On the bright side, Rizzo said the fire won't completely douse SOD research efforts in the area.
"Even though our plots are burning up, from a research perspective, that's something we can take advantage of," he is quoted. "Hopefully, we can use this as a learning experience, in a sad way."
Glassy-winged sharpshooters made a tremendous spash in the California media back in the 90s when they were first introduced into California and began spreading Pierce's disease in grapes. They were never far from the minds of grape researchers and farmers, but the stories in the press almost completely disappeared. Until yesterday.
The Riverside Press Enterprise ran a 500-word story about renewed concerns of a Pierce's disease outbreak in Temecula wine country. According to the article, a grower and a UC Riverside scientist are warning that not enough wineries are applying a pesticide that kills the glassy-winged sharpshooter.

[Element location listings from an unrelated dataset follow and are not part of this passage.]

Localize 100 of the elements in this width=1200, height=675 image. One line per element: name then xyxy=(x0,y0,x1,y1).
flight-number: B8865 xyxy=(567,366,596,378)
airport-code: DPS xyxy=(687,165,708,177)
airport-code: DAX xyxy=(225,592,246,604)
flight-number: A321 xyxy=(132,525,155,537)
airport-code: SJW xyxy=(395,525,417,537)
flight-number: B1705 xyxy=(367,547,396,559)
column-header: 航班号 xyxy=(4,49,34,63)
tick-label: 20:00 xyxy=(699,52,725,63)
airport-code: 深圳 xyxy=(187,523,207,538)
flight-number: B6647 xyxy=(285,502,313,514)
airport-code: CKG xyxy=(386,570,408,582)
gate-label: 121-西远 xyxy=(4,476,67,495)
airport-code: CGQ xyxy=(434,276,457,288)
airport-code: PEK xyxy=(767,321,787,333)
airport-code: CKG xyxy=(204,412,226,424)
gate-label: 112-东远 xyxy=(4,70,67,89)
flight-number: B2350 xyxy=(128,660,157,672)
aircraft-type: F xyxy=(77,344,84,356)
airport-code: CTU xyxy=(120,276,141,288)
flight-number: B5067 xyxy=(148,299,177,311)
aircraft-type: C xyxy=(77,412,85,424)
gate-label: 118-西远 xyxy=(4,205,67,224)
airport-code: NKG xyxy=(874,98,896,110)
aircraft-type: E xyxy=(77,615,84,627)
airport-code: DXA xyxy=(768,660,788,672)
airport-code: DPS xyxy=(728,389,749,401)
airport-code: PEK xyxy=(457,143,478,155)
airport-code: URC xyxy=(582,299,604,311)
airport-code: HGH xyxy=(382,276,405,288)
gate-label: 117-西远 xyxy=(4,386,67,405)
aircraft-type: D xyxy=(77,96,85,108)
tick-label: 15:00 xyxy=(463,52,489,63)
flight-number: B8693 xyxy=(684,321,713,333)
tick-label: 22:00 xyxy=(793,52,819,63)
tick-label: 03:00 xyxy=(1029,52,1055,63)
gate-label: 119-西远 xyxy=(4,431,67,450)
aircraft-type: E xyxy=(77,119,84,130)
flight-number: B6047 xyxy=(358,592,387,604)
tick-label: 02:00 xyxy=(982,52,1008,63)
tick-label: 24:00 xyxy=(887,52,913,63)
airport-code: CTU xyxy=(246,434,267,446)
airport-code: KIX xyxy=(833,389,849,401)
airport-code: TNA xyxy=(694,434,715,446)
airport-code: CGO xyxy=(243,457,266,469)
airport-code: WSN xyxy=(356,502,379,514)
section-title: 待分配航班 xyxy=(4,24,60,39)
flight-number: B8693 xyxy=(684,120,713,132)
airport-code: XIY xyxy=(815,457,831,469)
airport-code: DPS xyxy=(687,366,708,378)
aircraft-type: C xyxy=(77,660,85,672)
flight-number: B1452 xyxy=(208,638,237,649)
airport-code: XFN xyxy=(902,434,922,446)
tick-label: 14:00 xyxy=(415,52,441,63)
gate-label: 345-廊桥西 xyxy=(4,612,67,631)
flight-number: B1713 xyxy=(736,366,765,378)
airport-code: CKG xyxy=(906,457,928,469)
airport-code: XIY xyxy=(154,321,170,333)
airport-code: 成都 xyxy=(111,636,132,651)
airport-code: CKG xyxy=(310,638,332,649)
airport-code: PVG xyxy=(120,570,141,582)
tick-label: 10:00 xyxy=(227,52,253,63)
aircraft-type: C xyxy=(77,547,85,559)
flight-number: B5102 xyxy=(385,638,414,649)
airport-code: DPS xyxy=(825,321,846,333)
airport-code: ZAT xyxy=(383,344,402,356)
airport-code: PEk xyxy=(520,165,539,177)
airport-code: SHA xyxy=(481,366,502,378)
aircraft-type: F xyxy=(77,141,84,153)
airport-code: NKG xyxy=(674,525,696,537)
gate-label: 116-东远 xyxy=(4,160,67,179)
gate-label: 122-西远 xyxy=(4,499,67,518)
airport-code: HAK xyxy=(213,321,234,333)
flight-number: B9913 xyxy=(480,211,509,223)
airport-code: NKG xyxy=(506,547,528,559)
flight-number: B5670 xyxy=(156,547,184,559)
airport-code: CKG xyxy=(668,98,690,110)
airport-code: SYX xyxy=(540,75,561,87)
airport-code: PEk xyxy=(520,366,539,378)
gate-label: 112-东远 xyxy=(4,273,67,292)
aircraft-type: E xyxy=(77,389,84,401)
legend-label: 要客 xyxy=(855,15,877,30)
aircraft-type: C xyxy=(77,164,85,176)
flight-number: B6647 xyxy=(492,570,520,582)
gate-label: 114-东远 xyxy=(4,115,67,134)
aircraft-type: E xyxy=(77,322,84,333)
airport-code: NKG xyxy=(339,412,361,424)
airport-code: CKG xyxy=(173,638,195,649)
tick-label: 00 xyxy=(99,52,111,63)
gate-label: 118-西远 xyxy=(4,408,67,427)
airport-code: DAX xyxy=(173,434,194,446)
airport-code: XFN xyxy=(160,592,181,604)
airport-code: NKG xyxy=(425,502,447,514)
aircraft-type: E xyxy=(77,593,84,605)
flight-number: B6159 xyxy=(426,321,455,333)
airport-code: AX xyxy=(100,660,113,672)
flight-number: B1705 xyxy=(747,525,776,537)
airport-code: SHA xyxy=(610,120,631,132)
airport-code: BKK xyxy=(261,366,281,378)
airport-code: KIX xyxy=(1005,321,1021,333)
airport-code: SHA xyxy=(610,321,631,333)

UC Riverside entomologist Nick Toscano told the paper that as many as 40 percent of Temecula-area wineries do not apply the pesticide to control GWSS, which sets the winery back $175 to $210 an acre.
There have been no widespread outbreaks of Pierce's disease since the late 1990s, but sharpshooters are still found in local vineyards, according to the article. The week of April 28, it said, close to 40 sharpshooters were caught in UC Riverside's sticky traps.
An interesting side note: The Press Enterprise posted a four-minute podcast with the story, which is simply an automated text reader robotically saying the words in the story.
A meeting of the California Oak Mortality Task Force in Marin is generating a spike in news coverage of Sudden Oak Death. Today, the main theme is where the disease took hold in California. UC Berkeley researcher Matteo Garbelotto reported on genetic testing of Phytophthora ramorum, the pathogen that is killing California oaks.
According to a story in the Marin Independent Journal, Garbelotto found the pathogen's forebears at a site on Bolinas Ridge within the Golden Gate National Recreation Area, five kilometers from the Kentfield site where the disease was first observed in California in 1995. Garbelotto said the owner of that Kentfield home had an interesting story to tell.
"He said when he bought the house it had just been landscaped with a lot a rhododendron plants and that within a few months from the time he purchased it all the rhododendron plants died," Garbelotto was quoted. Rhododendrons are hosts of the disease.
The Santa Cruz location identified in the study is on Bean Creek, just outside a nursery that was shut down due to a Phytophthora ramorum infestation.
In the San Francisco Chronicle, Garbeletto was quoted as saying Sudden Oak Death is the "No. 1 most wanted" plant disease.
"It can travel around the world, it can wipe out hundreds of miles of forests," Garbeletto is quoted. "It is having a big impact in California - it is killing our favorite trees and disrupting the ecological network of our forests."
Some of the other media outlets that reported on Garbeletto's finding were:
The blog East Bay Express probably had the most quirky headline for the story: "UC Eggheads Find Where Oak Plague Started."
The Oak Mortality Task Force continues today.